Lundi matin, 8h30. Le café est chaud, mais votre serveur est froid. Un écran noir, une demande de rançon en police Courier et l’impossibilité totale d’accéder à vos fichiers clients, vos stocks ou votre comptabilité.


Pour beaucoup de dirigeants, le premier réflexe est de regarder le montant de la rançon. C'est une erreur. Le véritable gouffre financier ne réside pas dans ce que les pirates demandent, mais dans ce que votre entreprise perd chaque minute où elle ne produit plus. Chez Nexaris, nous avons analysé l'impact d'une paralysie de 48 heures. 


La partie émergée : Les coûts directs de remédiation

Même si vous décidez de ne pas payer (ce que nous recommandons toujours), restaurer un système ne se fait pas en un clic.


  • Expertise technique : Il faut faire appel à des spécialistes en réponse aux incidents pour isoler la menace et nettoyer les systèmes.
  • Restauration des données : Si vos sauvegardes sont saines (croisez les doigts), leur déploiement peut prendre des dizaines d'heures.
  • Frais juridiques et RGPD : En 2026, la réglementation ne plaisante plus. Vous avez l'obligation de notifier la violation de données, sous peine d'amendes record.

Le gouffre invisible : La perte de productivité

C’est ici que le compteur s’affole. Imaginez 50 collaborateurs payés à attendre que "l'informatique redémarre".


Selon les dernières données de 2026, le coût moyen d'une heure d'indisponibilité pour une PME se situe entre 3 000 € et 10 000 €.


Le calcul pour 48 heures (2 jours ouvrés) :

  • Salaire chargé perdu : 50 employés x 8h x 2 jours x 40€/h = 32 000 €.
  • Chiffre d’affaires non réalisé : Les commandes qui ne rentrent pas, les services non facturés… Pour une entreprise réalisant 5M€ de CA annuel, cela représente environ 27 000 €.
  • Coût de l'urgence : Mobilisation de prestataires externes en mode "crise".


Total partiel après 48h : Près de 100 000 €, et vous n'avez pas encore racheté un seul ordinateur.

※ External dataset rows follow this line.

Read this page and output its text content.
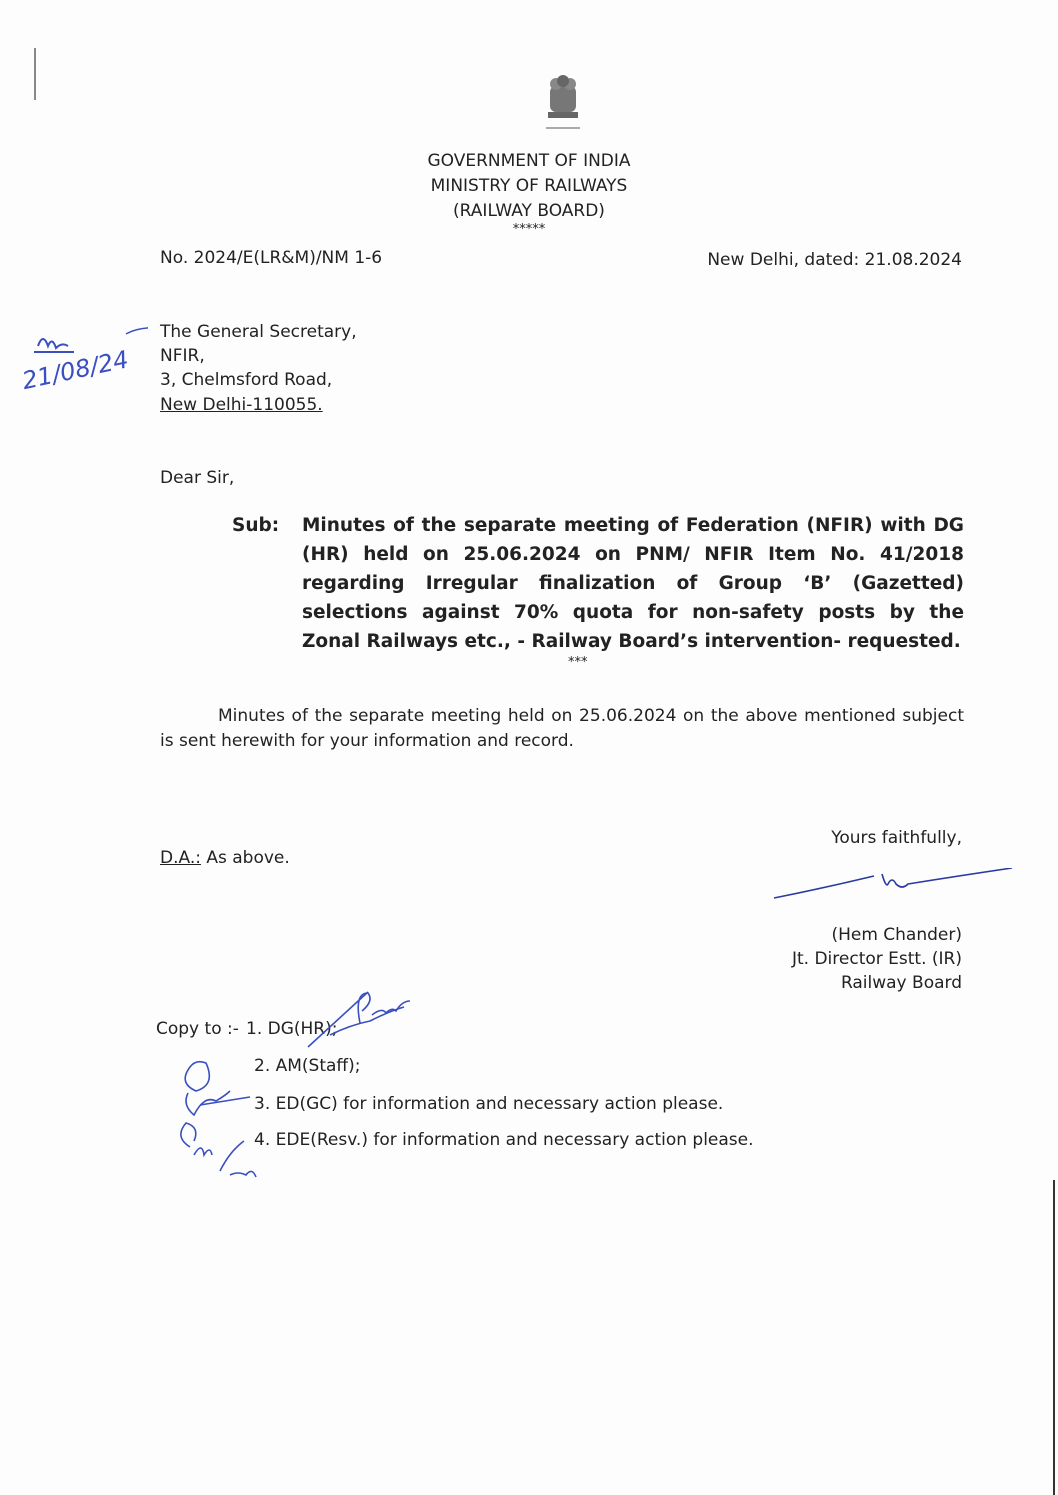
GOVERNMENT OF INDIA
MINISTRY OF RAILWAYS
(RAILWAY BOARD)
*****
No. 2024/E(LR&M)/NM 1-6	New Delhi, dated: 21.08.2024
21/08/24
The General Secretary,
NFIR,
3, Chelmsford Road,
New Delhi-110055.
Dear Sir,
Sub: Minutes of the separate meeting of Federation (NFIR) with DG (HR) held on 25.06.2024 on PNM/ NFIR Item No. 41/2018 regarding Irregular finalization of Group ‘B’ (Gazetted) selections against 70% quota for non-safety posts by the Zonal Railways etc., - Railway Board’s intervention- requested.
***
Minutes of the separate meeting held on 25.06.2024 on the above mentioned subject is sent herewith for your information and record.
Yours faithfully,
D.A.: As above.
(Hem Chander)
Jt. Director Estt. (IR)
Railway Board
Copy to :- 1. DG(HR);
2. AM(Staff);
3. ED(GC) for information and necessary action please.
4. EDE(Resv.) for information and necessary action please.
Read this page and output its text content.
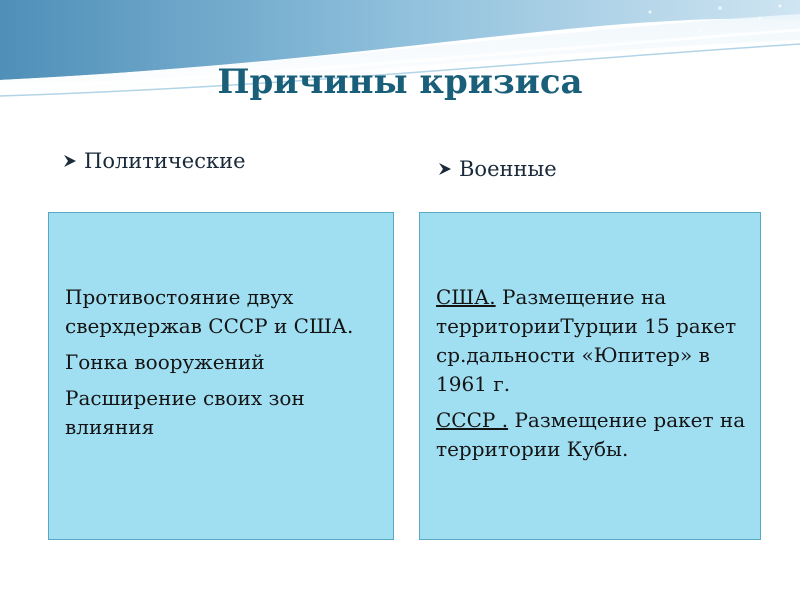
Причины кризиса
Политические	Военные

Противостояние двух сверхдержав СССР и США.

Гонка вооружений

Расширение своих зон влияния

США. Размещение на территорииТурции 15 ракет ср.дальности «Юпитер» в 1961 г.

СССР . Размещение ракет на территории Кубы.
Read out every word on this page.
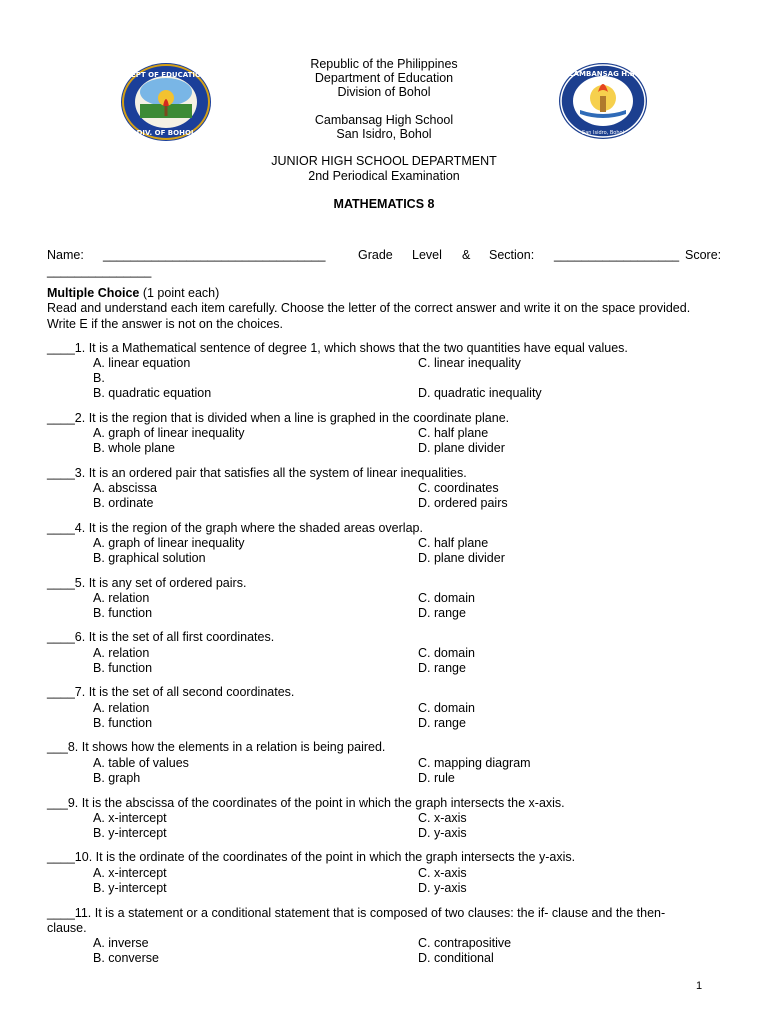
DEPT OF EDUCATION
DIV. OF BOHOL
CAMBANSAG H.S.
San Isidro, Bohol
Republic of the Philippines
Department of Education
Division of Bohol
Cambansag High School
San Isidro, Bohol
JUNIOR HIGH SCHOOL DEPARTMENT
2nd Periodical Examination
MATHEMATICS 8
Name: ________________________________	Grade Level & Section: __________________ Score:
_______________
Multiple Choice (1 point each)
Read and understand each item carefully. Choose the letter of the correct answer and write it on the space provided.
Write E if the answer is not on the choices.
____1. It is a Mathematical sentence of degree 1, which shows that the two quantities have equal values.
A. linear equation	C. linear inequality
B.
B. quadratic equation	D. quadratic inequality
____2. It is the region that is divided when a line is graphed in the coordinate plane.
A. graph of linear inequality	C. half plane
B. whole plane	D. plane divider
____3. It is an ordered pair that satisfies all the system of linear inequalities.
A. abscissa	C. coordinates
B. ordinate	D. ordered pairs
____4. It is the region of the graph where the shaded areas overlap.
A. graph of linear inequality	C. half plane
B. graphical solution	D. plane divider
____5. It is any set of ordered pairs.
A. relation	C. domain
B. function	D. range
____6. It is the set of all first coordinates.
A. relation	C. domain
B. function	D. range
____7. It is the set of all second coordinates.
A. relation	C. domain
B. function	D. range
___8. It shows how the elements in a relation is being paired.
A. table of values	C. mapping diagram
B. graph	D. rule
___9. It is the abscissa of the coordinates of the point in which the graph intersects the x-axis.
A. x-intercept	C. x-axis
B. y-intercept	D. y-axis
____10. It is the ordinate of the coordinates of the point in which the graph intersects the y-axis.
A. x-intercept	C. x-axis
B. y-intercept	D. y-axis
____11. It is a statement or a conditional statement that is composed of two clauses: the if- clause and the then-
clause.
A. inverse	C. contrapositive
B. converse	D. conditional
1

L'effet "Hangover" : Les dommages à long terme

Le problème d'un arrêt de 48h, c'est qu'il laisse des traces pendant 48 mois.


  • Réputation : Vos clients n'aiment pas l'incertitude. Un partenaire qui ne répond plus pendant deux jours est un partenaire que l'on remplace.
  • Assurance Cyber : Après un tel incident, vos primes vont bondir, si tant est que votre assureur accepte de vous renouveler.
  • Fuite de données (Double Extorsion) : Aujourd'hui, 93% des attaques incluent un vol de données avant le chiffrement. Si vos secrets industriels sont sur le Dark Web, le coût est incalculable.

Pourquoi 48 heures est le "point de non-retour" ? 

Les statistiques montrent qu'au-delà de deux jours d'arrêt total, la probabilité qu'une entreprise dépose le bilan dans l'année qui suit grimpe en flèche. Ce n'est plus un incident technique, c'est une menace vitale.

La bonne nouvelle ? 

Ce scénario n'est pas une fatalité. La cybersécurité n'est pas une dépense, c'est une police d'assurance sur votre continuité d'activité.